Sanità, in Italia il privato pesa più della media Ue: 27 euro ogni 100

Sanità, in Italia il privato pesa più della media Ue: 27 euro ogni 100

Sanità, in Italia il privato pesa più della media Ue: 27 euro ogni 100

In Italia quasi 27 euro ogni 100 spesi per la salute provengono da fonti private, circa sette in più rispetto alla media dell’Unione europea. Nel ramo malattia, inoltre, la raccolta premi è salita del 12,1% nel 2024 e di un ulteriore 12,7% nei primi nove mesi del 2025.
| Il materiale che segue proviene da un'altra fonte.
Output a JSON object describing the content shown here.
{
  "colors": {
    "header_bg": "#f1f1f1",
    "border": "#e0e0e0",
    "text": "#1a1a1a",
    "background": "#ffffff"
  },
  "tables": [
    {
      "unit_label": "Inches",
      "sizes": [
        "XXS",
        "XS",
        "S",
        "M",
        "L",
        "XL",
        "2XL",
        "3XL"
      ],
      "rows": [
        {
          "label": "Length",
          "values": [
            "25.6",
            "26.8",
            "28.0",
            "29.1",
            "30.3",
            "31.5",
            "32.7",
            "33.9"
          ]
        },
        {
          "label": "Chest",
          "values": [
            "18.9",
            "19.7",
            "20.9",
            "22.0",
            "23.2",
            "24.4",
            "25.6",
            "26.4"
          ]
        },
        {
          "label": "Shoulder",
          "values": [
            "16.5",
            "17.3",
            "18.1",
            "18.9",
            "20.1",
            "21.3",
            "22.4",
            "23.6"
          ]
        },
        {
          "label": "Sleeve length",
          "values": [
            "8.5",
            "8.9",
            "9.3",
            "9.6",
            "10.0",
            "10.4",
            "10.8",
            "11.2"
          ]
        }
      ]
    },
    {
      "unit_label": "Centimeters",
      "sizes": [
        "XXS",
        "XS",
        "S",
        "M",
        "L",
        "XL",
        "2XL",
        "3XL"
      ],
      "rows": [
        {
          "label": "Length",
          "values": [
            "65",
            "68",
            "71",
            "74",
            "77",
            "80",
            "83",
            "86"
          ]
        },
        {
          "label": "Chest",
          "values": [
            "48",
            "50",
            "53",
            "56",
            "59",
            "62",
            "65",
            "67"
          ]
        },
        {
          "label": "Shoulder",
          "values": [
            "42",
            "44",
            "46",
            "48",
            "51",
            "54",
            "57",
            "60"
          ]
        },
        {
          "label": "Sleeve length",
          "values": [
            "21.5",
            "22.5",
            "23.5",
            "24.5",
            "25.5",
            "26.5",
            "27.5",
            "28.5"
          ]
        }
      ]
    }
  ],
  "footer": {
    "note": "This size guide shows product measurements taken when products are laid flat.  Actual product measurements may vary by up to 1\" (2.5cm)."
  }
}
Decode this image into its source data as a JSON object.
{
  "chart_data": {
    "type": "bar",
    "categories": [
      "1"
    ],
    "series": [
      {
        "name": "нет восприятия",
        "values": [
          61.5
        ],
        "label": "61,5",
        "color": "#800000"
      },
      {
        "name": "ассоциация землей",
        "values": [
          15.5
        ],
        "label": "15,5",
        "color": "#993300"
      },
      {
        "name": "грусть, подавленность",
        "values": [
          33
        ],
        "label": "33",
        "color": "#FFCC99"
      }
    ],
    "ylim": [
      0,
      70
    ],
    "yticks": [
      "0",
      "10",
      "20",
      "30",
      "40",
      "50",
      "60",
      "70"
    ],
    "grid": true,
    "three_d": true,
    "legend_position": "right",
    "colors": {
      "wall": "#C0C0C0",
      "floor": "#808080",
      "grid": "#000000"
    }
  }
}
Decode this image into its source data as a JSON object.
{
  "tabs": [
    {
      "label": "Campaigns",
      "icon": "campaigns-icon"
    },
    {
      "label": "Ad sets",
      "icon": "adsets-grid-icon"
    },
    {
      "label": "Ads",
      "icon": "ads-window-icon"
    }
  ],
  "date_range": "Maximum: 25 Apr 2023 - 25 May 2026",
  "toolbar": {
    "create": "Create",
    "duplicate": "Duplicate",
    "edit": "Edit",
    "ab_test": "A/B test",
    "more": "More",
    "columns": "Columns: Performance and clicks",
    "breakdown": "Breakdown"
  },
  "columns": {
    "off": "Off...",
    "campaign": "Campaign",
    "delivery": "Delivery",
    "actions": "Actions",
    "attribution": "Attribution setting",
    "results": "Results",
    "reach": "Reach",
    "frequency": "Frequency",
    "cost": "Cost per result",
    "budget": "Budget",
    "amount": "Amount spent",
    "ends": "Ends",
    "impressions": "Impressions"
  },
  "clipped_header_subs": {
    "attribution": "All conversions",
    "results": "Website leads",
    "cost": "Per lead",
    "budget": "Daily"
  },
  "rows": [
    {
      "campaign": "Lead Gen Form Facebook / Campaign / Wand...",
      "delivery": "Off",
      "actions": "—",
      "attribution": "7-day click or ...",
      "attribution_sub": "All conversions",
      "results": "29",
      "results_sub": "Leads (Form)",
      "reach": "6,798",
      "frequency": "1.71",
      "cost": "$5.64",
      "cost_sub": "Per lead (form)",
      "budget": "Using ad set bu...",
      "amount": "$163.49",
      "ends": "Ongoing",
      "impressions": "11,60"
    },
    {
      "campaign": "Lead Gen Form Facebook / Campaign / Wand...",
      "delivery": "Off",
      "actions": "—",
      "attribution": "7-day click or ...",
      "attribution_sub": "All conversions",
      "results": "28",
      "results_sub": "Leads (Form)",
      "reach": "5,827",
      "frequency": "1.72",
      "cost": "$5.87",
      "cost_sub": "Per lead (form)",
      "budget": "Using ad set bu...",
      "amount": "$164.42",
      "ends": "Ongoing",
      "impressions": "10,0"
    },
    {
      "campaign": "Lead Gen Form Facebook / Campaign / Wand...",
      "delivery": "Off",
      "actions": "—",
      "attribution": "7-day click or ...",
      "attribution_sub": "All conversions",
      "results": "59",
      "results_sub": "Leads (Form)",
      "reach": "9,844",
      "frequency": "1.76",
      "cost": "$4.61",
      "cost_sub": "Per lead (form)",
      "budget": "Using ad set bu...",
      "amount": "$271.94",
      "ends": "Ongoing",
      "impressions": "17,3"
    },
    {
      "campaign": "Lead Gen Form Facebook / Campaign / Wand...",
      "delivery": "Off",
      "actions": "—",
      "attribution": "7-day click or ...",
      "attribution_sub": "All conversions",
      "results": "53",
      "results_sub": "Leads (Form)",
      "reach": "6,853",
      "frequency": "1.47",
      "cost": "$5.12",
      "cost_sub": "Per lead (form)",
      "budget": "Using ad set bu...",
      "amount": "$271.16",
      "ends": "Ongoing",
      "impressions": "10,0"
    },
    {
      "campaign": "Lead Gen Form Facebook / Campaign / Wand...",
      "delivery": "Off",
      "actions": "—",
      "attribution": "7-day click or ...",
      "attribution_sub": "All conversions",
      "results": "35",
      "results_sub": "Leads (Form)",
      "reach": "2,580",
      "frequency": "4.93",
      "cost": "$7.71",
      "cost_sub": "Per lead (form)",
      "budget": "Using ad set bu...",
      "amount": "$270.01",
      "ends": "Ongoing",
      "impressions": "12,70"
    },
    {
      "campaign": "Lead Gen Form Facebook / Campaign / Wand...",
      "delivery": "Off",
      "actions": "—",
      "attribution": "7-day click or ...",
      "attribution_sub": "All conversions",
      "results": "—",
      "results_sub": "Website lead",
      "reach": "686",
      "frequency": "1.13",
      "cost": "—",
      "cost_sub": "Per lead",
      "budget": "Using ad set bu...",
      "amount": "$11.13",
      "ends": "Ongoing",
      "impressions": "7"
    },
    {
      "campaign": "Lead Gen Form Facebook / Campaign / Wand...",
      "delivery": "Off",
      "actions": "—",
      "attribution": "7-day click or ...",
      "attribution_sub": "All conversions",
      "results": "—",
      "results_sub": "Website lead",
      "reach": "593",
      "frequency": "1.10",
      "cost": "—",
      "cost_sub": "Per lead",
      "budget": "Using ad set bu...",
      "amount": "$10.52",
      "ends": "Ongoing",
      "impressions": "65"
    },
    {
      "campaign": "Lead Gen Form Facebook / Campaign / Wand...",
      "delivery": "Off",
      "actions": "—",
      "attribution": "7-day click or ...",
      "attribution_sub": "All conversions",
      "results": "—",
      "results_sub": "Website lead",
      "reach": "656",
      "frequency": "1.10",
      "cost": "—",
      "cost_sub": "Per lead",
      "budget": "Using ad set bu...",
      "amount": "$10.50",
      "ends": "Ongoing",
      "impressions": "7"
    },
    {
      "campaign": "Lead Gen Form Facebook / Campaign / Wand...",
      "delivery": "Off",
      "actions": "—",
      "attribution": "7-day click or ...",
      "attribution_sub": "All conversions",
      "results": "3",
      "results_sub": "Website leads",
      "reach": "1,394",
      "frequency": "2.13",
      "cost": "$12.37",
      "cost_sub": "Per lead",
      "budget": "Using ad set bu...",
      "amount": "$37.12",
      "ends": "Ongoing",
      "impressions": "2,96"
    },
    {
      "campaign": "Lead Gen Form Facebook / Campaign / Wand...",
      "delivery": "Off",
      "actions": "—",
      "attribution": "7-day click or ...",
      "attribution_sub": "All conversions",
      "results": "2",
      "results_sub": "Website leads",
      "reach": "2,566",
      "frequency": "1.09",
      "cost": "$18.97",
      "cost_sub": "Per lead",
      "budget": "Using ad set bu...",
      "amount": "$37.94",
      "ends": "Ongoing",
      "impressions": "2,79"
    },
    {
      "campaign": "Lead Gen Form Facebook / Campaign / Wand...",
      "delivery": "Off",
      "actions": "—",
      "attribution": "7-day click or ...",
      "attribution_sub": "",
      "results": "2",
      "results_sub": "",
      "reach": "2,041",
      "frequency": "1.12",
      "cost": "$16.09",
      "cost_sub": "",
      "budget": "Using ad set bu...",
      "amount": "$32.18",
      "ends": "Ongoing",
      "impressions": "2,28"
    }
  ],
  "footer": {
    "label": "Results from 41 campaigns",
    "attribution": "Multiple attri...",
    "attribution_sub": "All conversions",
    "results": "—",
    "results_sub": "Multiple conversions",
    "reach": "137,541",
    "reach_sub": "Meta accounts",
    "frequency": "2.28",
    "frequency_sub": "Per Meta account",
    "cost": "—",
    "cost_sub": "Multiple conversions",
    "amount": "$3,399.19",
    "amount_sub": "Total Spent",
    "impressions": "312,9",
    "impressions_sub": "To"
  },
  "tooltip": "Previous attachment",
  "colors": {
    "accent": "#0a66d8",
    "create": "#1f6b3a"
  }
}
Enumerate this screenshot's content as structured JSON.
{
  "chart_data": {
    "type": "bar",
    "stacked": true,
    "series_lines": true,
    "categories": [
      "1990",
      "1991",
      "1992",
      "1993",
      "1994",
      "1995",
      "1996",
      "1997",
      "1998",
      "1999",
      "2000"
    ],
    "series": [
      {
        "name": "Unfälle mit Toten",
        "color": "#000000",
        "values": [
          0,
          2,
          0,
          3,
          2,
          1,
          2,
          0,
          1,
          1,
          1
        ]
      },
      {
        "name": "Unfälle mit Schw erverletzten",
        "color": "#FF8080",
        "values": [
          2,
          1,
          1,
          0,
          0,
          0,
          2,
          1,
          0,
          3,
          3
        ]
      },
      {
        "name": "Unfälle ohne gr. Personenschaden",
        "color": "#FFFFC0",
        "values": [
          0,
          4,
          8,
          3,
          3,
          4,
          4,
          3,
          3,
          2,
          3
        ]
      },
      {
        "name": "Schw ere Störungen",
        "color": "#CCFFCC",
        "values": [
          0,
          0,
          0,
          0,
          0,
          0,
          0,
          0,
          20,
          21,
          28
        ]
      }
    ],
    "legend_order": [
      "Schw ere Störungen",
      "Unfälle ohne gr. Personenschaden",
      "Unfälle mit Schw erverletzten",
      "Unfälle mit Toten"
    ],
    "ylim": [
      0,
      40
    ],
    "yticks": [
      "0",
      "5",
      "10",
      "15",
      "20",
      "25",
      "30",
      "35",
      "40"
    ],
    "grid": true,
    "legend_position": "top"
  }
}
I dati sono contenuti in un’indagine dell’Associazione Imprese Sanitarie Indipendenti (AISI), elaborata sulla base delle rilevazioni più recenti e comparabili di OECD, Commissione europea, European Observatory on Health Systems and Policies e IVASS, oltre che delle ultime evidenze scientifiche internazionali.

Le risorse private coprono quasi il 27% della spesa sanitaria italiana, contro circa il 20% della media Ue. Nel dettaglio, il 24% è costituito dai pagamenti diretti delle famiglie, mentre un ulteriore 3% passa attraverso le assicurazioni sanitarie volontarie. Quasi nove euro su dieci di questa componente sono quindi sostenuti direttamente dai cittadini. Le compartecipazioni obbligatorie rappresentano il 7,4% della spesa out-of-pocket.

Il divario con l’Europa è particolarmente evidente nell’assistenza ambulatoriale: in Italia la copertura pubblica raggiunge il 58% dei costi, rispetto al 77% della media Ue. OECD ed European Observatory collegano parte della differenza anche ai tempi di attesa per le visite specialistiche, che portano alcuni pazienti a cercare un accesso più rapido attraverso prestazioni private.

Secondo IVASS, nel 2024 la raccolta premi del ramo malattia ha raggiunto 4,403 miliardi di euro, il 12,1% in più rispetto al 2023. Nei primi nove mesi del 2025 il rialzo è proseguito con un ulteriore 12,7%. Il 49,5% dei premi proviene da polizze collettive collegate a fondi sanitari, il 12,8% da altre forme collettive e il 37,8% da polizze individuali.

AISI distingue tra privato accreditato, inserito nella programmazione sanitaria pubblica e negli accordi con i sistemi regionali, e pura solvenza, finanziata direttamente dai cittadini o attraverso fondi e assicurazioni.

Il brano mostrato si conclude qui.